Em 2013, David Miranda foi detido por mais de um dia ao fazer uma conexão entre voos no Aeroporto de Heathrow, em Londres. Miranda estava trocando de avião em uma viagem da Alemanha para o Brasil, transportando documentos e imagens de vídeo pertencentes a Glenn Greenwald e Laura Poitras. A polícia britânica o prendeu com base em medidas destinadas a combater o terrorismo. Sua justificativa? Miranda estava promovendo uma “causa política ou ideológica”;
Em julho de 2013, a agência de vigilância GCHQ destruiu computadores no jornal The Guardian, em Londres. A agência de segurança já havia ameaçado os editores do jornal, exigindo que o Guardian parasse de publicar reportagens sobre a vigilância do governo. Um serviço de segurança literalmente bateu nas portas de um proeminente e crítico órgão de imprensa na Europa Ocidental. Eles quebraram um computador em pedaços com o uso de ferramentas poderosas. Tudo isso foi feito em uma vã tentativa de impedir a publicação de mais artigos sobre um tema que desconcertou o governo.
Estes são os instrumentos que o Estado tem a sua disposição para desencorajar a dissidência.

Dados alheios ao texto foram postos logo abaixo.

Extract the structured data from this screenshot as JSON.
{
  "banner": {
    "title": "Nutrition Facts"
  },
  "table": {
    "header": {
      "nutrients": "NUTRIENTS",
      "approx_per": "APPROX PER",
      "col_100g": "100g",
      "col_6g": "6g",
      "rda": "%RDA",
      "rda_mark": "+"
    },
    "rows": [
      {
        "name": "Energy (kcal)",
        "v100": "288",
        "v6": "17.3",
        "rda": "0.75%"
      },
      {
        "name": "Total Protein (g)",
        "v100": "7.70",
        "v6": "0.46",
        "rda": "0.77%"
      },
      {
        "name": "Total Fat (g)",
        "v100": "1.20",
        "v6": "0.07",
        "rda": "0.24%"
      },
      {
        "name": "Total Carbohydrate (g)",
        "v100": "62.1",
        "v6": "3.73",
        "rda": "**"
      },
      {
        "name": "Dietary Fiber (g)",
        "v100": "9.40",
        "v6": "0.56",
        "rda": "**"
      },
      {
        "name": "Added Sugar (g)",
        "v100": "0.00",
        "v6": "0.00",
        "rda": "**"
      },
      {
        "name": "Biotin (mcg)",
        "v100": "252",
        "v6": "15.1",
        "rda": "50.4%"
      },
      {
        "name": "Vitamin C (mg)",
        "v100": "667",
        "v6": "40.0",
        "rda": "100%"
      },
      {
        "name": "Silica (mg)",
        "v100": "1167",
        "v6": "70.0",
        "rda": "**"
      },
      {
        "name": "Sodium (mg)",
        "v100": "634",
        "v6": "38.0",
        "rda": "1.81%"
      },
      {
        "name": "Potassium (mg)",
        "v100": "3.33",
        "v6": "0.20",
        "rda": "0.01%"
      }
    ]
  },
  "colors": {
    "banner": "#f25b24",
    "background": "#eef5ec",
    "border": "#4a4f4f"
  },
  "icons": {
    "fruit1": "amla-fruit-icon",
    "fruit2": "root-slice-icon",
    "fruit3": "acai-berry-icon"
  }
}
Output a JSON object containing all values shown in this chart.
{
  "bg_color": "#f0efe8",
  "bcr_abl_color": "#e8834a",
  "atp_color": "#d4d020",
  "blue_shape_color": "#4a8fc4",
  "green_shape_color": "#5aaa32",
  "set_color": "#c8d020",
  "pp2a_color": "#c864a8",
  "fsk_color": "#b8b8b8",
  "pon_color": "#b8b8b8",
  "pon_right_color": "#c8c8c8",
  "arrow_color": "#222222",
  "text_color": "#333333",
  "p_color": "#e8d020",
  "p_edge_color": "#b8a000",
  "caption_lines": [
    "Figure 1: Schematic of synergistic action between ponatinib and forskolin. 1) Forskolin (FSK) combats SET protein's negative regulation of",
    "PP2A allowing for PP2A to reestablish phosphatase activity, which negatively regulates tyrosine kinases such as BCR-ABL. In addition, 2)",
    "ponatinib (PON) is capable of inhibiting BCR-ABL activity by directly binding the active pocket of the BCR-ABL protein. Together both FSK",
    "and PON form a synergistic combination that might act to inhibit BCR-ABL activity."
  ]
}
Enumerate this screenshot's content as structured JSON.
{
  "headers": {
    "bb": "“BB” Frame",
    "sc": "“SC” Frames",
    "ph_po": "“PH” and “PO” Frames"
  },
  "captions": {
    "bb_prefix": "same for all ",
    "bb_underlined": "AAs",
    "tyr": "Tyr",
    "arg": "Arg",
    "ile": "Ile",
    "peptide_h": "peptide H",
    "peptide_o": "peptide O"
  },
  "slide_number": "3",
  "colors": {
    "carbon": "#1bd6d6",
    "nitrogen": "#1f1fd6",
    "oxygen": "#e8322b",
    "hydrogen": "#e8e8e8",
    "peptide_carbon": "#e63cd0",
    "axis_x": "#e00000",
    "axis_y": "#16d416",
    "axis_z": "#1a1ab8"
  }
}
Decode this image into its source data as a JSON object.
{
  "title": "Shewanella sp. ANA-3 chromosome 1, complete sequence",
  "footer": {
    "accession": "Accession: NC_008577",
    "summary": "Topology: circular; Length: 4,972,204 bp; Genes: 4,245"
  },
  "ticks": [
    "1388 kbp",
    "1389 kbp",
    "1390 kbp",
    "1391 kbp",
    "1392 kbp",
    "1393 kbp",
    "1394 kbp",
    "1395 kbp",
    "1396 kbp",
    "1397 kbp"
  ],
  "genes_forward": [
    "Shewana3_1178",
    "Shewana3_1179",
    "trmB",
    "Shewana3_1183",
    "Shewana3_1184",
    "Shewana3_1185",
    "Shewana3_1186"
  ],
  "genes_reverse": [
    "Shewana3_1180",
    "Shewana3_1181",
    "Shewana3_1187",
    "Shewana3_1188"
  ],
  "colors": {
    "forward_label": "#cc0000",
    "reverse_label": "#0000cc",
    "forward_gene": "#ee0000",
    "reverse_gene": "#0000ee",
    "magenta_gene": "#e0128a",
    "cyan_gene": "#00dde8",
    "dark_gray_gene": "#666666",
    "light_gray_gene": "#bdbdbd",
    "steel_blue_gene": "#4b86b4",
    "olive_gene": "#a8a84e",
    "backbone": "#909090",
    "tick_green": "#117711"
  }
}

É compreensível que, para alguns, o risco de desafiar essa autoridade seja simplesmente muito grande. Quando estas são as consequências de reportagens contundentes, restringir-se a tópicos “seguros” e seções inócuas é uma resposta razoável.
Mas, mesmo para aqueles que optam por continuar o trabalho duro de confortar os aflitos e afligir os confortáveis, evitar o panóptico tem um custo enorme. Existem os custos incorridos em evitar ferramentas simples em favor das seguras. Os custos de utilização de equipamento extra para proteger materiais sensíveis. Os custos de contratação de equipes de segurança de elite em vez de editores extras. Os custos de se preocupar se você cometeu um erro em suas medidas de segurança. Os custos de se perguntar se seu quarto de hotel estará da mesma forma quando você voltar. Os custos da esperança de que hoje não é o dia em que um agente do governo bate na porta e pede para destruir o seu trabalho, ou pior.
Quando os jornalistas têm de competir com espiões e vigilância, mesmo quando eles ganham, a sociedade perde.
Tom Lowenthal é especialista residente do CPJ em segurança operacional e autodefesa contra a vigilância. Ele também é jornalista freelance e escreve sobre segurança e tecnologia.